Mickey Dugan was born on February 17, 1895, on the wrong side of the tracks. A wise-cracking street urchin with a “sunny disposition”, Mickey was the kind of street kid you’d find in New York’s turn-of-the-century slums, maybe hawking newspapers. “Extra, Extra, read all about it!”
With his head shaved as if recently ridden of lice, Mickey was one of thousands of homeless street urchins roaming the back lots and tenements of the city, not as much an individual as an archetype. Mickey Dugan was a cartoon character, the child of artist and “Buster Brown” creator, Richard Outcault.
Outcault’s “Hogan’s Alley” strip, one of the first regular Sunday newspaper cartoons in the country, became colorized in May of 1895. For the first time, Mickey Dugan’s oversized, hand-me-down nightshirt was depicted in yellow. Soon, the character was simply known as “the Yellow kid”.
Outcault worked for Joseph Pulitzer in those days, owner of the New York World Newspaper. Archrival William Randolph Hearst hired the cartoonist away to work for Pulitzer’s cross-town competitor Journal American, but the pair soon learned that there was no copyright protection on the Yellow kid. Soon, the character was simultaneously appearing in competing newspaper strips, where he would remain for over a year.
We hear a lot today about “fake news”, but that’s nothing new. Circulation wars were white hot in those days, competing newspapers using anything possible to get an edge. Real-life street urchins hawked lurid headlines, heavy on scandal-mongering and light on verifiable fact. Whatever it took, to increase circulation.
The Yellow kid character had died away by 1898, but he lived on in a way, in the style of newspaper reporting which came to be called “yellow journalism”.
After two wars for independence from Spain, the Caribbean island of Cuba found its economy increasingly intertwined with that of the United States. From the Spanish perspective, Cuba was more of a province than a colony. They were not about to relinquish a foot of territory. When the Cuban Rebellion of 1895 broke out, Spanish colonial administrator don Valeriano Weyler’s brutal repressions killed thousands in Cuban concentration camps.
In America, some saw parallels between the “Cuba Libre” movement, and the United States’ own revolution of a hundred-odd years earlier. Fearing the economic repercussions of a drawn out conflict, shipping and other business interests put pressure on President McKinley to intervene. Meanwhile, the yellow papers kept the issue front page, whipping up popular fury with tales of the noble Cuban revolutionary and the barbaric Spaniard. There were even tales of American women being publicly strip searched, by Spanish authorities.
The armored cruiser USS Maine left Key West headed for Cuba in January 1898, to protect US interests and to emphasize the need for a quick resolution to the conflict. Anchored in Havana Harbor on February 15, a massive explosion of unknown origin rocked the Maine, sinking the cruiser within minutes and killing 268 of the 355 Americans on board.

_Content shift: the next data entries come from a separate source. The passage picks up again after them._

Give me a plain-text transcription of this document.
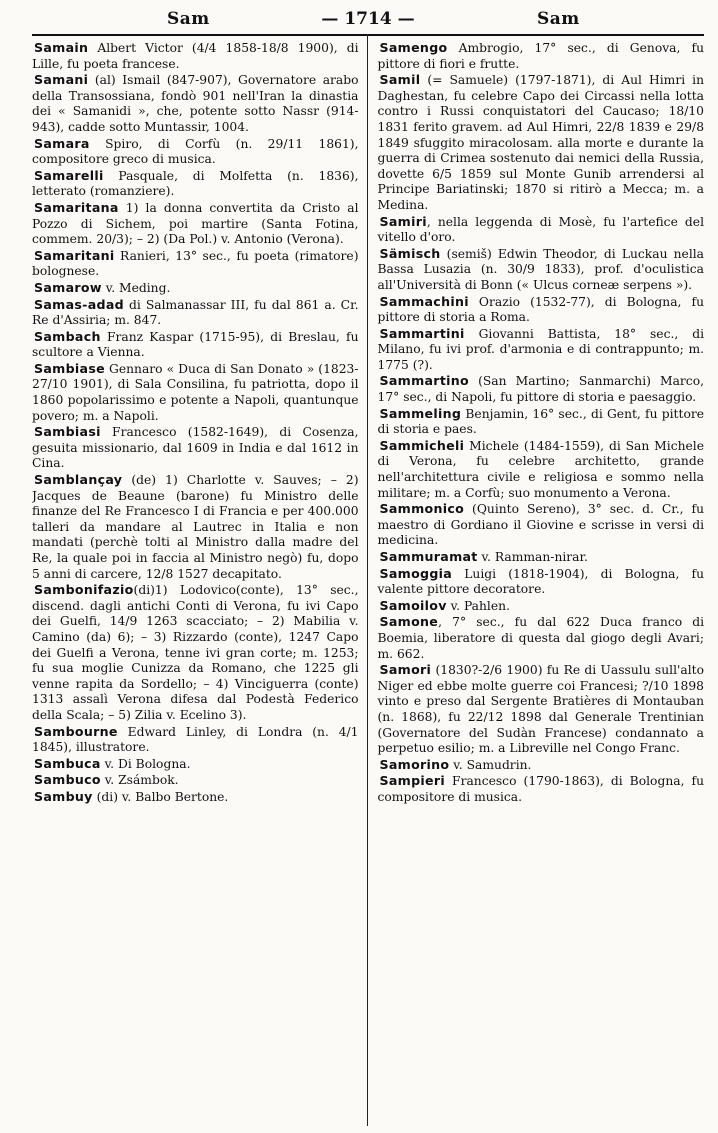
Sam	— 1714 —	Sam

Samain Albert Victor (4/4 1858-18/8 1900), di Lille, fu poeta francese.

Samani (al) Ismail (847-907), Governatore arabo della Transossiana, fondò 901 nell'Iran la dinastia dei « Samanidi », che, potente sotto Nassr (914-943), cadde sotto Muntassir, 1004.

Samara Spiro, di Corfù (n. 29/11 1861), compositore greco di musica.

Samarelli Pasquale, di Molfetta (n. 1836), letterato (romanziere).

Samaritana 1) la donna convertita da Cristo al Pozzo di Sichem, poi martire (Santa Fotina, commem. 20/3); – 2) (Da Pol.) v. Antonio (Verona).

Samaritani Ranieri, 13° sec., fu poeta (rimatore) bolognese.

Samarow v. Meding.

Samas-adad di Salmanassar III, fu dal 861 a. Cr. Re d'Assiria; m. 847.

Sambach Franz Kaspar (1715-95), di Breslau, fu scultore a Vienna.

Sambiase Gennaro « Duca di San Donato » (1823-27/10 1901), di Sala Consilina, fu patriotta, dopo il 1860 popolarissimo e potente a Napoli, quantunque povero; m. a Napoli.

Sambiasi Francesco (1582-1649), di Cosenza, gesuita missionario, dal 1609 in India e dal 1612 in Cina.

Samblançay (de) 1) Charlotte v. Sauves; – 2) Jacques de Beaune (barone) fu Ministro delle finanze del Re Francesco I di Francia e per 400.000 talleri da mandare al Lautrec in Italia e non mandati (perchè tolti al Ministro dalla madre del Re, la quale poi in faccia al Ministro negò) fu, dopo 5 anni di carcere, 12/8 1527 decapitato.

Sambonifazio(di)1) Lodovico(conte), 13° sec., discend. dagli antichi Conti di Verona, fu ivi Capo dei Guelfi, 14/9 1263 scacciato; – 2) Mabilia v. Camino (da) 6); – 3) Rizzardo (conte), 1247 Capo dei Guelfi a Verona, tenne ivi gran corte; m. 1253; fu sua moglie Cunizza da Romano, che 1225 gli venne rapita da Sordello; – 4) Vinciguerra (conte) 1313 assalì Verona difesa dal Podestà Federico della Scala; – 5) Zilia v. Ecelino 3).

Sambourne Edward Linley, di Londra (n. 4/1 1845), illustratore.

Sambuca v. Di Bologna.

Sambuco v. Zsámbok.

Sambuy (di) v. Balbo Bertone.

Samengo Ambrogio, 17° sec., di Genova, fu pittore di fiori e frutte.

Samil (= Samuele) (1797-1871), di Aul Himri in Daghestan, fu celebre Capo dei Circassi nella lotta contro i Russi conquistatori del Caucaso; 18/10 1831 ferito gravem. ad Aul Himri, 22/8 1839 e 29/8 1849 sfuggito miracolosam. alla morte e durante la guerra di Crimea sostenuto dai nemici della Russia, dovette 6/5 1859 sul Monte Gunib arrendersi al Principe Bariatinski; 1870 si ritirò a Mecca; m. a Medina.

Samiri, nella leggenda di Mosè, fu l'artefice del vitello d'oro.

Sämisch (semiš) Edwin Theodor, di Luckau nella Bassa Lusazia (n. 30/9 1833), prof. d'oculistica all'Università di Bonn (« Ulcus corneæ serpens »).

Sammachini Orazio (1532-77), di Bologna, fu pittore di storia a Roma.

Sammartini Giovanni Battista, 18° sec., di Milano, fu ivi prof. d'armonia e di contrappunto; m. 1775 (?).

Sammartino (San Martino; Sanmarchi) Marco, 17° sec., di Napoli, fu pittore di storia e paesaggio.

Sammeling Benjamin, 16° sec., di Gent, fu pittore di storia e paes.

Sammicheli Michele (1484-1559), di San Michele di Verona, fu celebre architetto, grande nell'architettura civile e religiosa e sommo nella militare; m. a Corfù; suo monumento a Verona.

Sammonico (Quinto Sereno), 3° sec. d. Cr., fu maestro di Gordiano il Giovine e scrisse in versi di medicina.

Sammuramat v. Ramman-nirar.

Samoggia Luigi (1818-1904), di Bologna, fu valente pittore decoratore.

Samoilov v. Pahlen.

Samone, 7° sec., fu dal 622 Duca franco di Boemia, liberatore di questa dal giogo degli Avari; m. 662.

Samori (1830?-2/6 1900) fu Re di Uassulu sull'alto Niger ed ebbe molte guerre coi Francesi; ?/10 1898 vinto e preso dal Sergente Bratières di Montauban (n. 1868), fu 22/12 1898 dal Generale Trentinian (Governatore del Sudàn Francese) condannato a perpetuo esilio; m. a Libreville nel Congo Franc.

Samorino v. Samudrin.

Sampieri Francesco (1790-1863), di Bologna, fu compositore di musica.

The McKinley administration urged calm. Conditions in Cuba were bad enough, without front page headlines like “Spanish Murderers” and “Remember the Maine”, accompanied by sensationalized accounts of Spanish brutality. War became all but inevitable when US Navy findings were released that March, stating that the sinking had resulted from an external explosion.

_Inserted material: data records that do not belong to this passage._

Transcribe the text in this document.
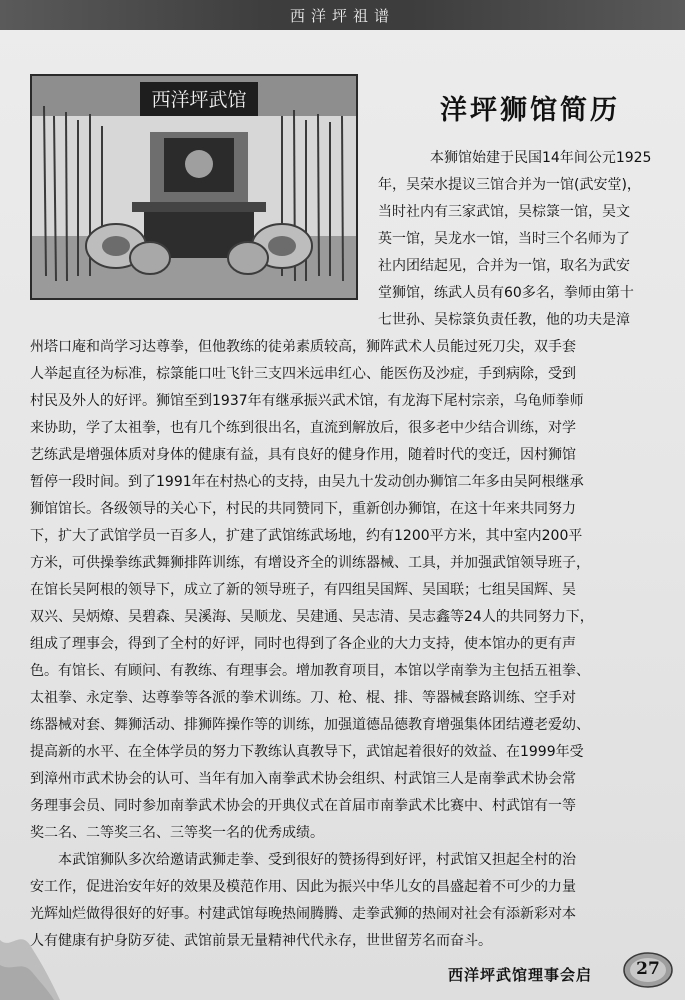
西洋坪祖谱
西洋坪武馆	洋坪狮馆简历
本狮馆始建于民国14年间公元1925
年，吴荣水提议三馆合并为一馆(武安堂)，
当时社内有三家武馆，吴棕箓一馆，吴文
英一馆，吴龙水一馆，当时三个名师为了
社内团结起见，合并为一馆，取名为武安
堂狮馆，练武人员有60多名，拳师由第十
七世孙、吴棕箓负责任教，他的功夫是漳
州塔口庵和尚学习达尊拳，但他教练的徒弟素质较高，狮阵武术人员能过死刀尖，双手套
人举起直径为标准，棕箓能口吐飞针三支四米远串红心、能医伤及沙症，手到病除，受到
村民及外人的好评。狮馆至到1937年有继承振兴武术馆，有龙海下尾村宗亲，乌龟师拳师
来协助，学了太祖拳，也有几个练到很出名，直流到解放后，很多老中少结合训练，对学
艺练武是增强体质对身体的健康有益，具有良好的健身作用，随着时代的变迁，因村狮馆
暂停一段时间。到了1991年在村热心的支持，由吴九十发动创办狮馆二年多由吴阿根继承
狮馆馆长。各级领导的关心下，村民的共同赞同下，重新创办狮馆，在这十年来共同努力
下，扩大了武馆学员一百多人，扩建了武馆练武场地，约有1200平方米，其中室内200平
方米，可供操拳练武舞狮排阵训练，有增设齐全的训练器械、工具，并加强武馆领导班子，
在馆长吴阿根的领导下，成立了新的领导班子，有四组吴国辉、吴国联；七组吴国辉、吴
双兴、吴炳燎、吴碧森、吴溪海、吴顺龙、吴建通、吴志清、吴志鑫等24人的共同努力下，
组成了理事会，得到了全村的好评，同时也得到了各企业的大力支持，使本馆办的更有声
色。有馆长、有顾问、有教练、有理事会。增加教育项目，本馆以学南拳为主包括五祖拳、
太祖拳、永定拳、达尊拳等各派的拳术训练。刀、枪、棍、排、等器械套路训练、空手对
练器械对套、舞狮活动、排狮阵操作等的训练，加强道德品德教育增强集体团结遵老爱幼、
提高新的水平、在全体学员的努力下教练认真教导下，武馆起着很好的效益、在1999年受
到漳州市武术协会的认可、当年有加入南拳武术协会组织、村武馆三人是南拳武术协会常
务理事会员、同时参加南拳武术协会的开典仪式在首届市南拳武术比赛中、村武馆有一等
奖二名、二等奖三名、三等奖一名的优秀成绩。
　　本武馆狮队多次给邀请武狮走拳、受到很好的赞扬得到好评，村武馆又担起全村的治
安工作，促进治安年好的效果及模范作用、因此为振兴中华儿女的昌盛起着不可少的力量
光辉灿烂做得很好的好事。村建武馆每晚热闹腾腾、走拳武狮的热闹对社会有添新彩对本
人有健康有护身防歹徒、武馆前景无量精神代代永存，世世留芳名而奋斗。
西洋坪武馆理事会启	27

The Spanish-American War began the following month, directly resulting in the Philippine-American war.
There is a story, that illustrator Frederic Remington said there was no war brewing in Cuba. Hearst is supposed to have replied. “You furnish the pictures and I’ll furnish the war.” The story may be apocryphal. Newspapers then couldn’t tell us what to think any more than today, but the media certainly controlled what the public thought ABOUT. For two years, Hearst and Pulitzer had clamored for war with Spain. Both were happy to take credit, when war came. Beside that, it was good for circulation. A week after the Spanish-American War began that April, Hearst’s American Journal ran the headline “How do you like the Journal’s war?” Front page. Above the fold.

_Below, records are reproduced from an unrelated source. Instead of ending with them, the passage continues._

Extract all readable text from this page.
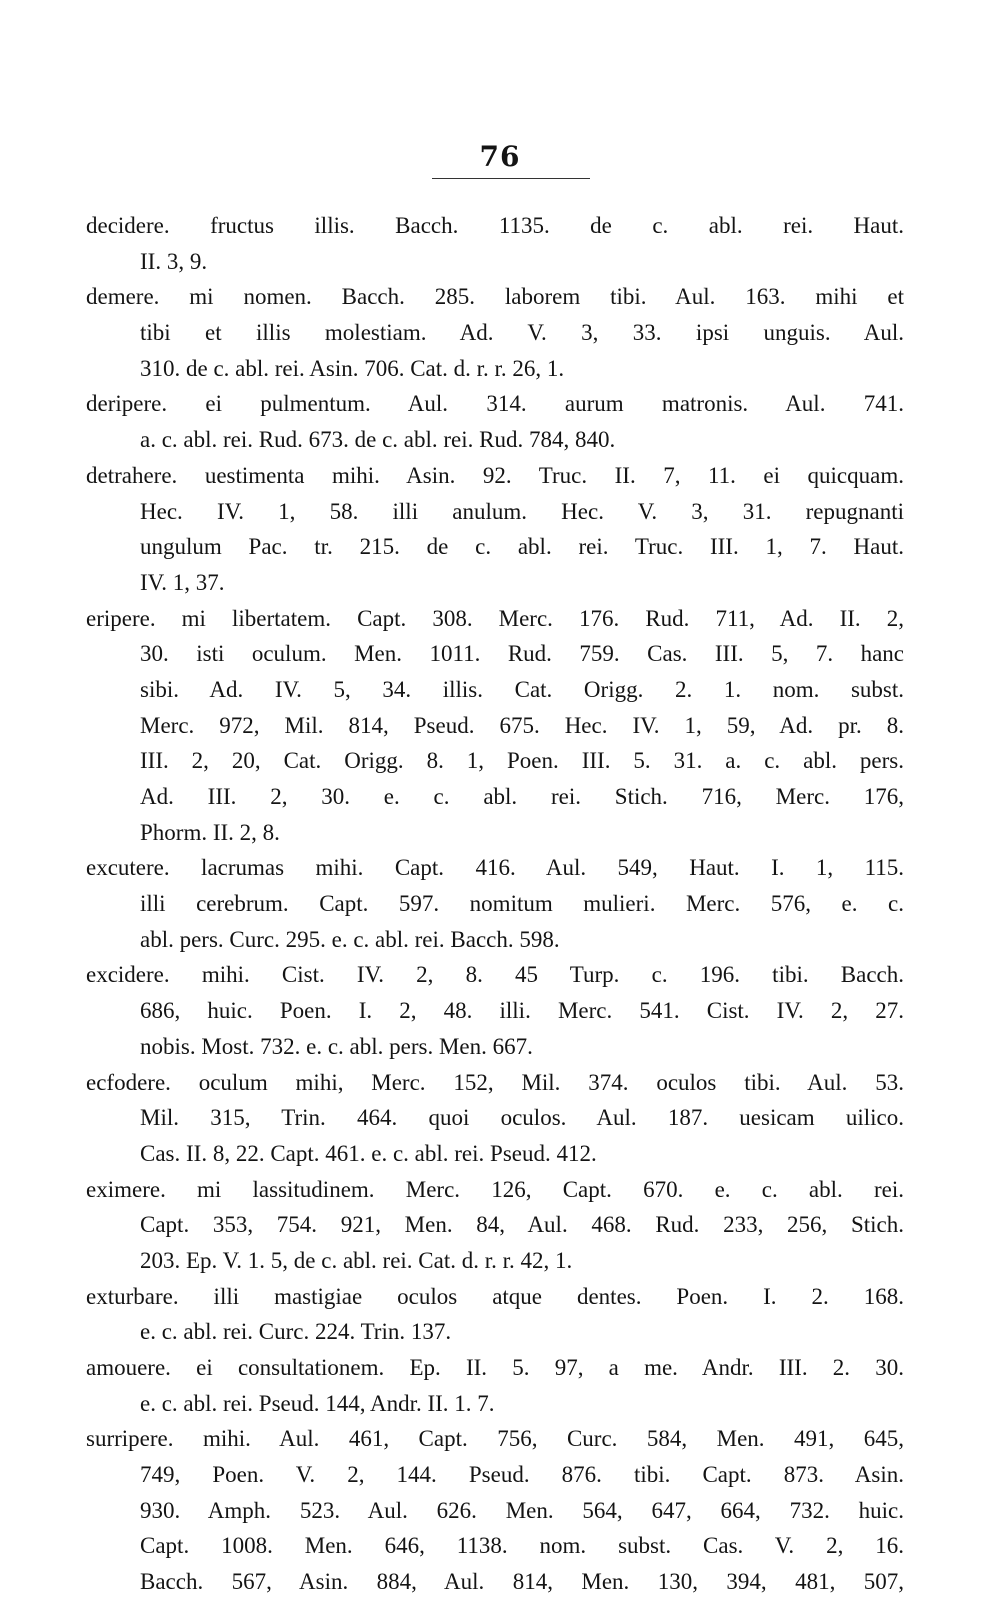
76
decidere. fructus illis. Bacch. 1135. de c. abl. rei. Haut.
II. 3, 9.
demere. mi nomen. Bacch. 285. laborem tibi. Aul. 163. mihi et
tibi et illis molestiam. Ad. V. 3, 33. ipsi unguis. Aul.
310. de c. abl. rei. Asin. 706. Cat. d. r. r. 26, 1.
deripere. ei pulmentum. Aul. 314. aurum matronis. Aul. 741.
a. c. abl. rei. Rud. 673. de c. abl. rei. Rud. 784, 840.
detrahere. uestimenta mihi. Asin. 92. Truc. II. 7, 11. ei quicquam.
Hec. IV. 1, 58. illi anulum. Hec. V. 3, 31. repugnanti
ungulum Pac. tr. 215. de c. abl. rei. Truc. III. 1, 7. Haut.
IV. 1, 37.
eripere. mi libertatem. Capt. 308. Merc. 176. Rud. 711, Ad. II. 2,
30. isti oculum. Men. 1011. Rud. 759. Cas. III. 5, 7. hanc
sibi. Ad. IV. 5, 34. illis. Cat. Origg. 2. 1. nom. subst.
Merc. 972, Mil. 814, Pseud. 675. Hec. IV. 1, 59, Ad. pr. 8.
III. 2, 20, Cat. Origg. 8. 1, Poen. III. 5. 31. a. c. abl. pers.
Ad. III. 2, 30. e. c. abl. rei. Stich. 716, Merc. 176,
Phorm. II. 2, 8.
excutere. lacrumas mihi. Capt. 416. Aul. 549, Haut. I. 1, 115.
illi cerebrum. Capt. 597. nomitum mulieri. Merc. 576, e. c.
abl. pers. Curc. 295. e. c. abl. rei. Bacch. 598.
excidere. mihi. Cist. IV. 2, 8. 45 Turp. c. 196. tibi. Bacch.
686, huic. Poen. I. 2, 48. illi. Merc. 541. Cist. IV. 2, 27.
nobis. Most. 732. e. c. abl. pers. Men. 667.
ecfodere. oculum mihi, Merc. 152, Mil. 374. oculos tibi. Aul. 53.
Mil. 315, Trin. 464. quoi oculos. Aul. 187. uesicam uilico.
Cas. II. 8, 22. Capt. 461. e. c. abl. rei. Pseud. 412.
eximere. mi lassitudinem. Merc. 126, Capt. 670. e. c. abl. rei.
Capt. 353, 754. 921, Men. 84, Aul. 468. Rud. 233, 256, Stich.
203. Ep. V. 1. 5, de c. abl. rei. Cat. d. r. r. 42, 1.
exturbare. illi mastigiae oculos atque dentes. Poen. I. 2. 168.
e. c. abl. rei. Curc. 224. Trin. 137.
amouere. ei consultationem. Ep. II. 5. 97, a me. Andr. III. 2. 30.
e. c. abl. rei. Pseud. 144, Andr. II. 1. 7.
surripere. mihi. Aul. 461, Capt. 756, Curc. 584, Men. 491, 645,
749, Poen. V. 2, 144. Pseud. 876. tibi. Capt. 873. Asin.
930. Amph. 523. Aul. 626. Men. 564, 647, 664, 732. huic.
Capt. 1008. Men. 646, 1138. nom. subst. Cas. V. 2, 16.
Bacch. 567, Asin. 884, Aul. 814, Men. 130, 394, 481, 507,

It’s been said that you should never pick a fight with a guy who buys ink by the barrel. I disagree. I have broken that dictum myself and recommend the practice to anyone so inclined. For all the Wizard of Oz antics of the print and electronic media, there remains only the one man behind the curtain.
President Reagan once said of the Soviet Union, “doveryai no proveryai” (trust, but verify). He might have said the same of an information industry whose business model it is, to rent an audience to a sponsor.
In 1976, a team of American naval investigators concluded that the explosion aboard the USS Maine was likely caused by a fire which ignited ammunition stockpiles, not by Spanish mine or act of sabotage.
Concerning what to say to the families of the 20,603 dead, wounded and missing from the Spanish-American war, the newspapers were and remain, silent.